Arius menolak jika Kristus memiliki pengetahuan yang terbatas. Baginya Kristus memiliki pengetahuan yang terbatas, tak dapat mengerti kedalam rahasia Allah Bapa. Trinitas di lukiskan dengan rumusan tiga hypostasis, yaitu dalam keallahan terdapat tiga oknum yang terpisah dan berbeda. Dari antara mereka Bapa saja yang memiliki substansi Allah dan sungguh-sungguh Allah dari kekal hingga kekal.[15]

1.3.5.      Abad Ke-V

1.3.5.1. Cyrillus

Pertikaian tentang Trinitas disusul dengan pertikaian tentang kedua tabiat Kristus. Yang menjadi persoalan ialah: Bagaimana eratnya hubungan antara kemanusian dan keilahian di dalam Kristus. Cyrillus menyatakan hubungan itu seperti antara susu dengan air dalam satu gelas sifat khusus air tidak tampak lagi bila dicampur oleh susu. Begitu juga sifat-sifat khusus dari kemanusiaan Kristus menjadi hilang ketika tabiat itu digabungkan dengan keilahian Kristus, sehingga tubuh Kristus mengambil alih sifat-sifat ilahi, seperti kekekalan.[16]

1.3.5.2. Nestorius

Nestorius mengatakan bahwa hubungan antara kedua tabiat Kristus tidak begitu erat, seperti minyak dan air di dalam gelas, zat-zat itu tidak bercampur tetapi mempertahankan sifatnya sendiri.[17]

1.3.6.      Abad Ke-VI

1.3.6.1. Dionisius dari Aleksandria

Dionisius aktif dalam pertikaian Kristologi, khiliastik dan disiplin gereja pada masanya.

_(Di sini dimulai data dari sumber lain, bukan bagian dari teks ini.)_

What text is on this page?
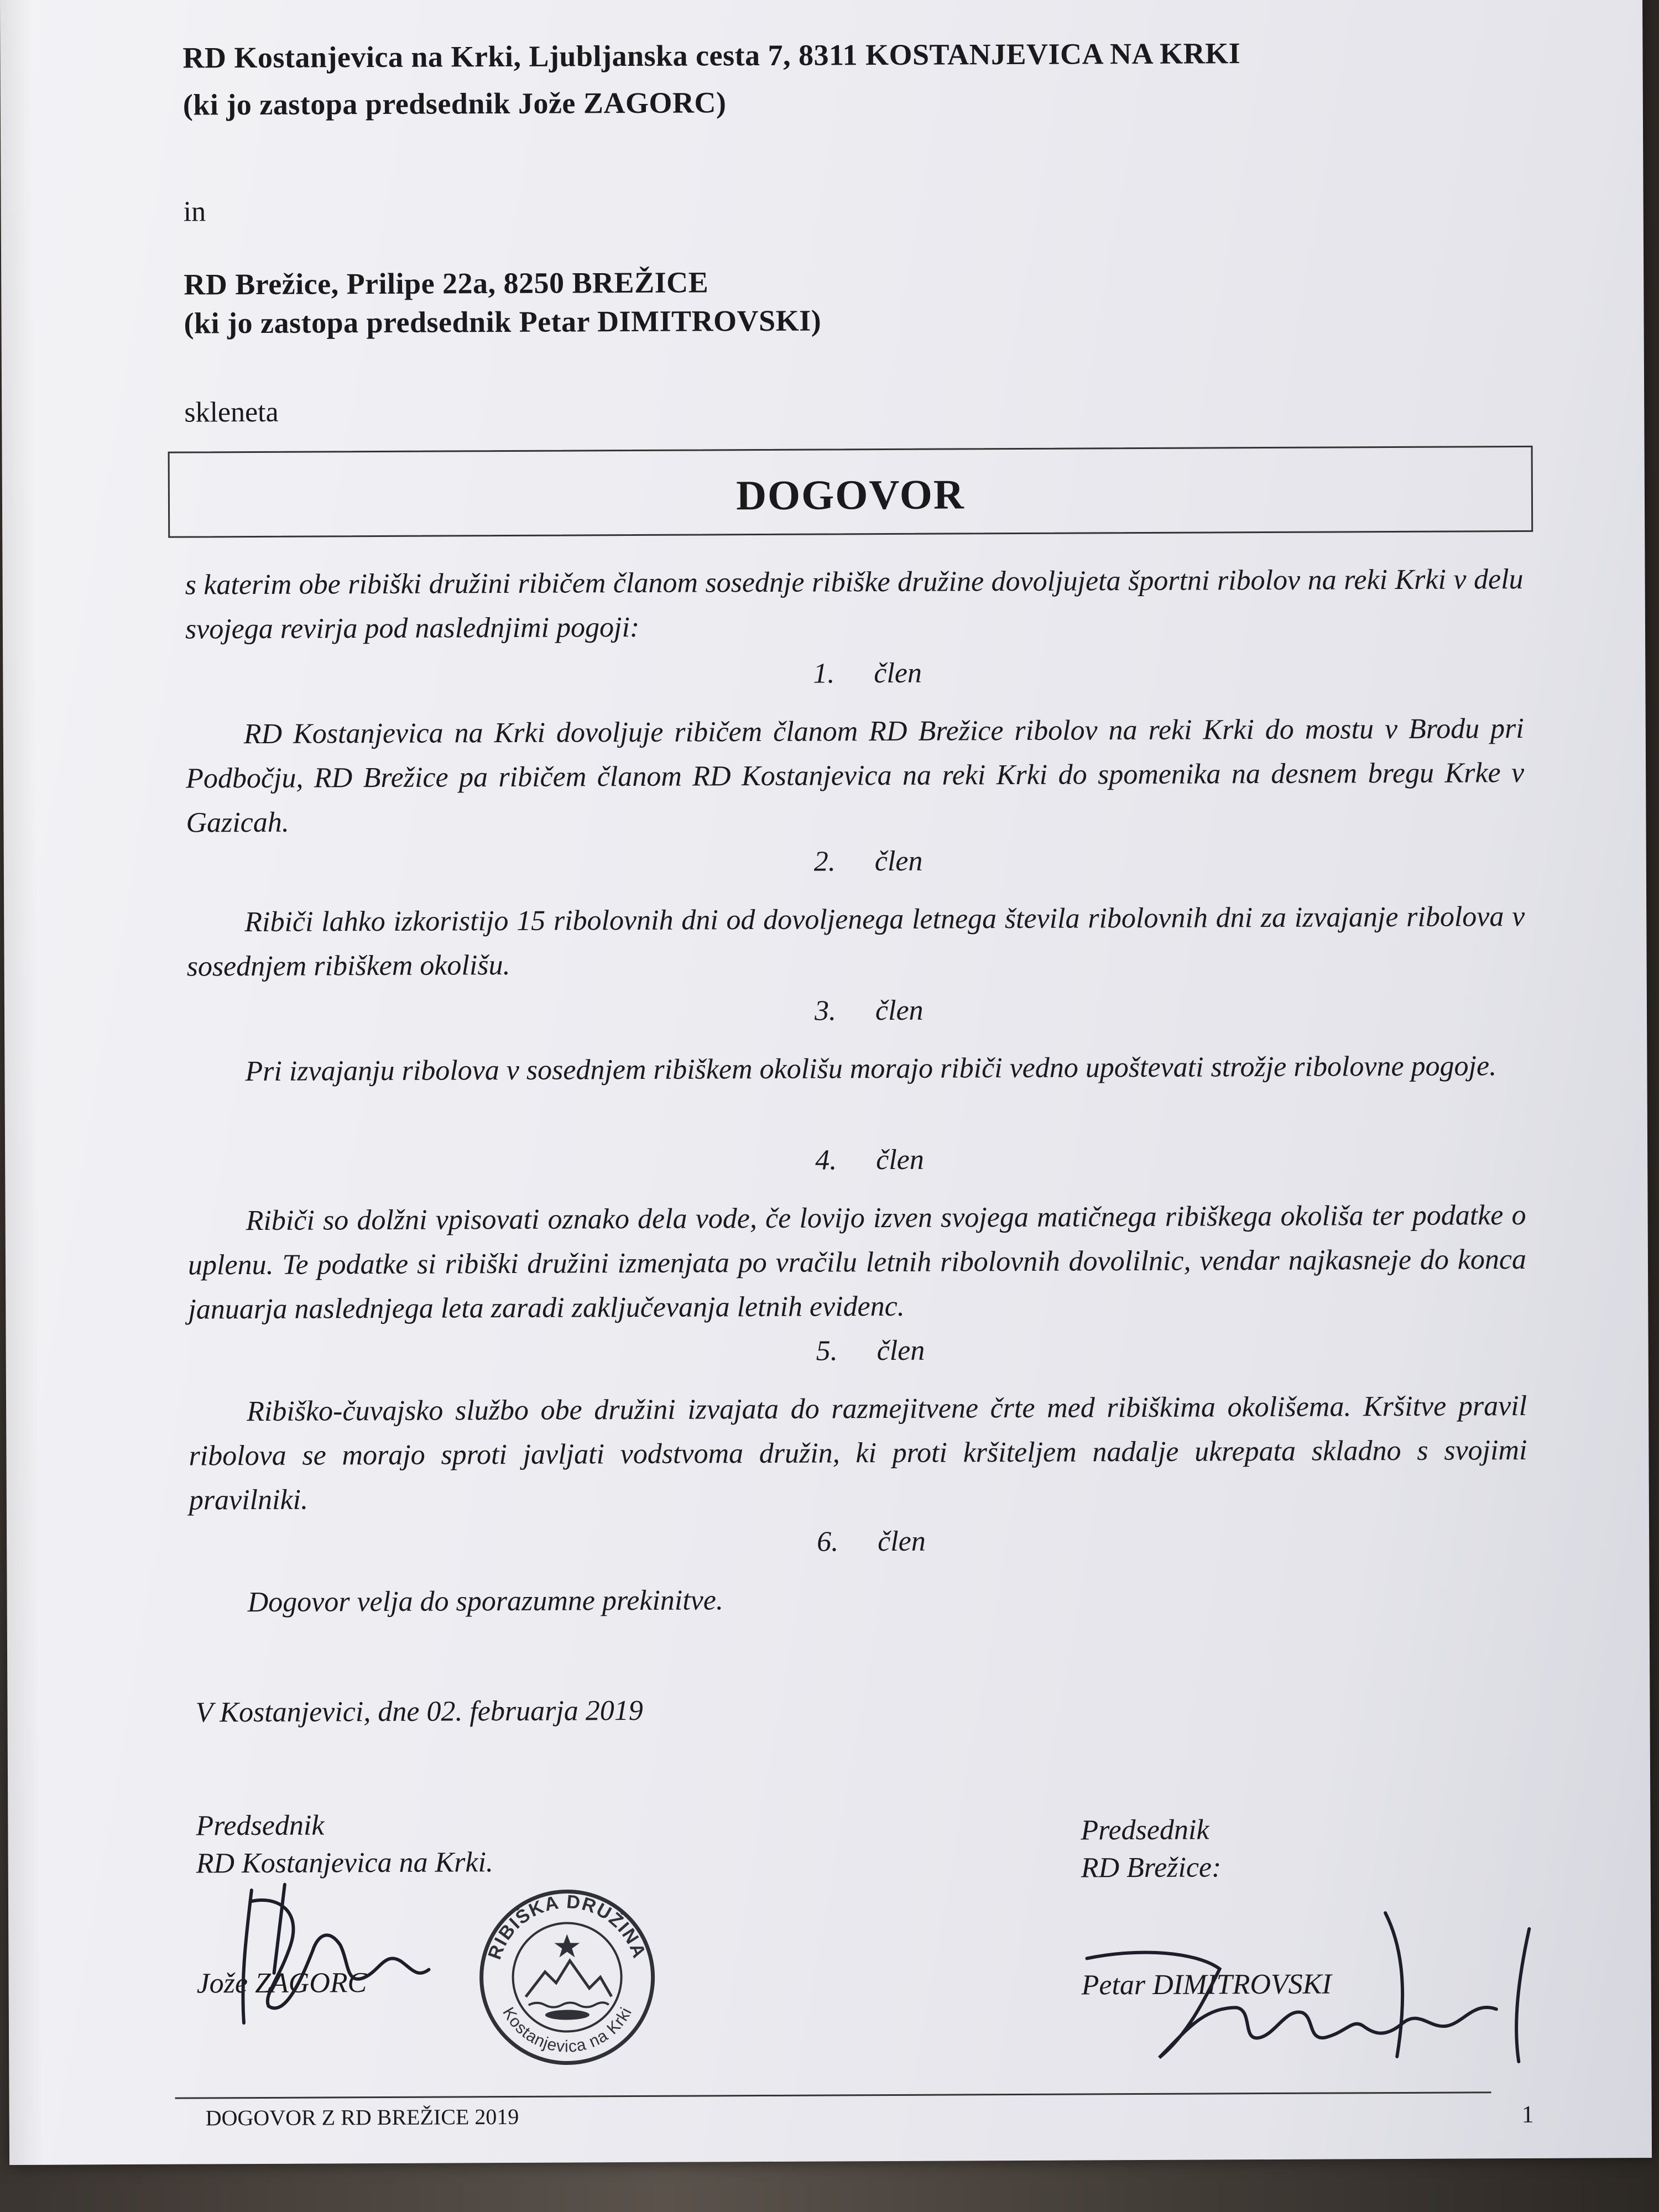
RD Kostanjevica na Krki, Ljubljanska cesta 7, 8311 KOSTANJEVICA NA KRKI
(ki jo zastopa predsednik Jože ZAGORC)
in
RD Brežice, Prilipe 22a, 8250 BREŽICE
(ki jo zastopa predsednik Petar DIMITROVSKI)
skleneta
DOGOVOR
s katerim obe ribiški družini ribičem članom sosednje ribiške družine dovoljujeta športni ribolov na reki Krki v delu svojega revirja pod naslednjimi pogoji:
1. člen
RD Kostanjevica na Krki dovoljuje ribičem članom RD Brežice ribolov na reki Krki do mostu v Brodu pri Podbočju, RD Brežice pa ribičem članom RD Kostanjevica na reki Krki do spomenika na desnem bregu Krke v Gazicah.
2. člen
Ribiči lahko izkoristijo 15 ribolovnih dni od dovoljenega letnega števila ribolovnih dni za izvajanje ribolova v sosednjem ribiškem okolišu.
3. člen
Pri izvajanju ribolova v sosednjem ribiškem okolišu morajo ribiči vedno upoštevati strožje ribolovne pogoje.
4. člen
Ribiči so dolžni vpisovati oznako dela vode, če lovijo izven svojega matičnega ribiškega okoliša ter podatke o uplenu. Te podatke si ribiški družini izmenjata po vračilu letnih ribolovnih dovolilnic, vendar najkasneje do konca januarja naslednjega leta zaradi zaključevanja letnih evidenc.
5. člen
Ribiško-čuvajsko službo obe družini izvajata do razmejitvene črte med ribiškima okolišema. Kršitve pravil ribolova se morajo sproti javljati vodstvoma družin, ki proti kršiteljem nadalje ukrepata skladno s svojimi pravilniki.
6. člen
Dogovor velja do sporazumne prekinitve.
V Kostanjevici, dne 02. februarja 2019
Predsednik
RD Kostanjevica na Krki.
Jože ZAGORC
Predsednik
RD Brežice:
Petar DIMITROVSKI
RIBIŠKA DRUŽINA
Kostanjevica na Krki
DOGOVOR Z RD BREŽICE 2019	1
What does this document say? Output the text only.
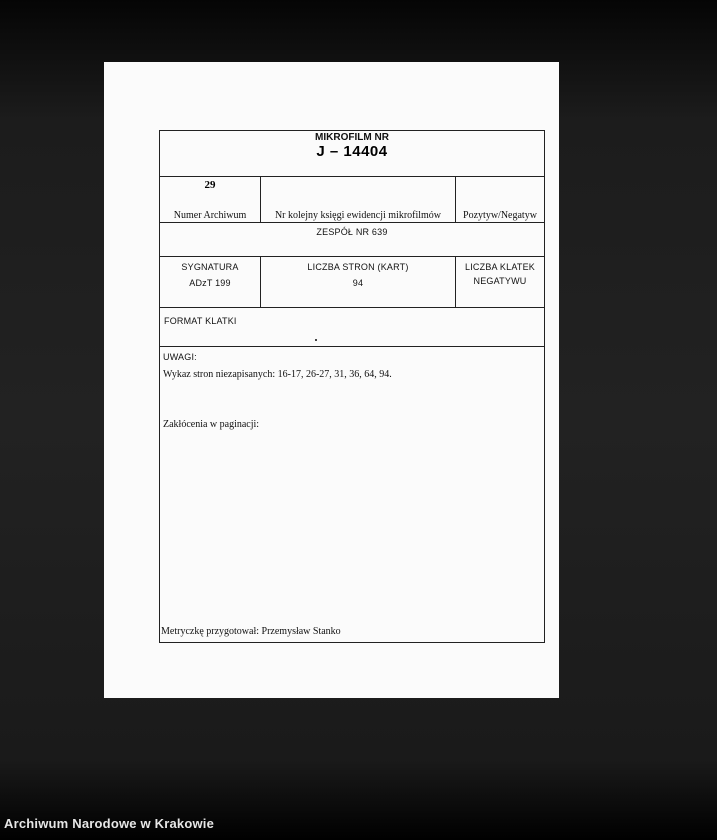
MIKROFILM NR
J – 14404
29
Numer Archiwum	Nr kolejny księgi ewidencji mikrofilmów	Pozytyw/Negatyw
ZESPÓŁ NR 639
SYGNATURA
ADzT 199
LICZBA STRON (KART)
94
LICZBA KLATEK
NEGATYWU
FORMAT KLATKI
UWAGI:
Wykaz stron niezapisanych: 16-17, 26-27, 31, 36, 64, 94.
Zakłócenia w paginacji:
Metryczkę przygotował: Przemysław Stanko
Archiwum Narodowe w Krakowie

Dalam bidang Krsitologi, ia sangat menentang pandangan Sabelisme. Donisius membuat pemisahan yang sangat tajam antara Bapa dan Anak, menolak kekekalan Anak dengan menyatakan bahwa Bapa tidak selamnya Bapa dan Anak tidak ada sebelum Ia berinkarnasi dan Anak adalah makhluk serta substansi Bapa berbeda dengan anak.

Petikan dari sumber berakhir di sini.